In de MIKS


(Door Iris Driessen, docent Nederlands VWO/Gymnasium)

Sinds vier jaar doen de leerlingen uit de derde klas mee aan een project. Het heet In de Miks; leerlingen van mijn witte school ontmoeten leerlingen van een zogenaamde zwarte school. Alle kinderen wonen in Amsterdam, gaan naar sportclubs, snacken bij de McDonald’s, gaan naar dezelfde films in de bioscoop, maar ze kennen elkaar en elkaars wereld niet. En juist het onbekende zorgt voor verdeling in de samenleving en voor het buitensluiten. Als dat gebeurt, praten mensen niet meer met elkaar, maar slechts over elkaar.

Tijdens In de Miks worden alle 300 leerlingen verdeeld in groepjes van twintig; tien van de ene school, tien van de andere. Ik ben één van de begeleidende docenten. Om dat goed te kunnen doen heb ik een intensieve training gehad waarin ik heb geleerd hoe ik genuanceerd mijn mening kan geven, hoe bepaalde werkvormen ingezet kunnen worden en hoe ik onderwerpen die in de taboesfeer liggen, bespreekbaar kan maken.

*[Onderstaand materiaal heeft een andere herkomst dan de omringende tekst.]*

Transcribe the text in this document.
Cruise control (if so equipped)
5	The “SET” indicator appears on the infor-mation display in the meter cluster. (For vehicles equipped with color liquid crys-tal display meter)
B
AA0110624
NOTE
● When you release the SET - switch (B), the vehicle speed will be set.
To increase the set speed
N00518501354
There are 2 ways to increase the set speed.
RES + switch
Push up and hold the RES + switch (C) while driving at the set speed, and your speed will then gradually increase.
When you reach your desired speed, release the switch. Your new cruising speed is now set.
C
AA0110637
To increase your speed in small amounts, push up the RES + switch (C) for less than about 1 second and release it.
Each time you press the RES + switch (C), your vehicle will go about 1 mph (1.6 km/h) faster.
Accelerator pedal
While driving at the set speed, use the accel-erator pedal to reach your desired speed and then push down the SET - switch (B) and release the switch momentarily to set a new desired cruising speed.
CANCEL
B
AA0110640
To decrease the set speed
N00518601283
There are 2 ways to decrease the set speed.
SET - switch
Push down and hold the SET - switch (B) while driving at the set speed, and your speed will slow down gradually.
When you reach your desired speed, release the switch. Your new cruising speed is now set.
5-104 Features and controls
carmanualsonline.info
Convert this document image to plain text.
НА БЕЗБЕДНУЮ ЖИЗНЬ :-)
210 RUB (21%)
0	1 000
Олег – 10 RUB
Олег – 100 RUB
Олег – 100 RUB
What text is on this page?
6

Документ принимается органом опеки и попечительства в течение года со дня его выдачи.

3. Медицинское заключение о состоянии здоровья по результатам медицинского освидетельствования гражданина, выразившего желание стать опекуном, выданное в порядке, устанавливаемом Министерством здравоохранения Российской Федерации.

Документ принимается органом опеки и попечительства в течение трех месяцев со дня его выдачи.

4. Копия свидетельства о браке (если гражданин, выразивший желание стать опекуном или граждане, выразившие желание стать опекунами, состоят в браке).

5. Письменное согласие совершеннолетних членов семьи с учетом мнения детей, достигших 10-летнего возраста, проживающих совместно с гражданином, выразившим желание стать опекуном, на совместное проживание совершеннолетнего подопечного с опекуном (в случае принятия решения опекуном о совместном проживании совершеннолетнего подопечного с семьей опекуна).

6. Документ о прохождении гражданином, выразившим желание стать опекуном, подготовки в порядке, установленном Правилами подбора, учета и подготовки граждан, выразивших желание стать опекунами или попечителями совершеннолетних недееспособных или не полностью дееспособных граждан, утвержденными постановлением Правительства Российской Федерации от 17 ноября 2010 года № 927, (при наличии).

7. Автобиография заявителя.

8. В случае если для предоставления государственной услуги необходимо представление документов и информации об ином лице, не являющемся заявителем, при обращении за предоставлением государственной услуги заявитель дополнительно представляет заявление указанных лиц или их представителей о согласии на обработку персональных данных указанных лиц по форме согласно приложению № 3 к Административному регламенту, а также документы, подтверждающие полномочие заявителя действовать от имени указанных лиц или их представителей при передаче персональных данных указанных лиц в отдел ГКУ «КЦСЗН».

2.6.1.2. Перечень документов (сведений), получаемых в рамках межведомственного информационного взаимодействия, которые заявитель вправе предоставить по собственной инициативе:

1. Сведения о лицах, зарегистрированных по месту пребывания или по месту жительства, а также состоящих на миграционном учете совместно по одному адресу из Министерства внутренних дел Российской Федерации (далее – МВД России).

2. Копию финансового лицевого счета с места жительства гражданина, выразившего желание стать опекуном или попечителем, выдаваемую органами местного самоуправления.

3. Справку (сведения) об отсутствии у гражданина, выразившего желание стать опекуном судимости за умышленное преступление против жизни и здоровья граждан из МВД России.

Het project zit in mijn hart. Ik vind het ontzettend belangrijk dat deze kinderen elkaar leren kennen. En dus neem ik ze een week lang mee op sleeptouw, op de fiets, twintig kinderen in een lang lint achter mij aan, door de hele stad. We gaan naar de moskee, de synagoge, naar een protestantse kerk, naar het Humanistisch verbond, naar Rialto, naar het COC.

Tussendoor is er tijd om met elkaar in gesprek te gaan. Die gesprekken gaan soms moeizaam (ze hebben er niet altijd zin in, omdat het pas half tien is en wel erg vroeg om het dan over de Palestijns-Joodse kwestie te hebben), maar het gaat er ook regelmatig fel aan toe. Homoseksualiteit is verboden in de Koran en naast iemand zitten die lesbisch is, willen ze soms niet. Het is heftig om te vertellen en om aan te horen dat mensen in de tram hun tas op schoot trekken als er een groepje donkere jongens binnenstapt. En soms is de eigenaar van de kebabzaak de enige Turk die de kinderen ‘kennen’.

Tijdens zo’n week worden al mijn vooroordelen bevestigd, maar ook ontkracht.

Ik vond het leuk om mijn groepje bij mij thuis uit te nodigen. Ik wilde een lunch klaarmaken, wilde dat ze zich welkom zouden voelen en belonen voor hun inzet tijdens die week.

Ik had genoeg brood en beleg in huis gehaald, maar net iets te weinig frisdrank. Op de hoek van mijn straat zit een supermarkt, dus ik vroeg aan één van de jongens van de andere school of hij extra drinken wilde halen.

‘Hier, hier heb je mijn pinpas. Mijn pincode is 2784. Heb je dat onthouden? 2784. Haal maar wat jij denkt wat lekker is. En haal genoeg. Neem een tasje mee. Ik hoef geen bonnetje.’

De jongen keek me met open mond aan. ‘Je pinpas? Krijg ik die mee? Dus ik kan gewoon met je pas betalen?! En ik heb je pincode! Juf, ik ben een Marokkaan hoor!’

‘Ja? En? We kennen elkaar nu toch? Wat is het probleem?’

‘Ik ken niemand die zijn pinpas aan me zou geven, juf. Mijn moeder zou het niet eens doen. Maar jij doet het. Dank u wel.’

Tien minuten later was hij terug. Met zes flessen cola, cassis, sinas en twee pakken Fristi. De pas drukte hij in mijn hand. Samen met een bonnetje.

Dat bonnetje heb ik verfrommeld en weggegooid.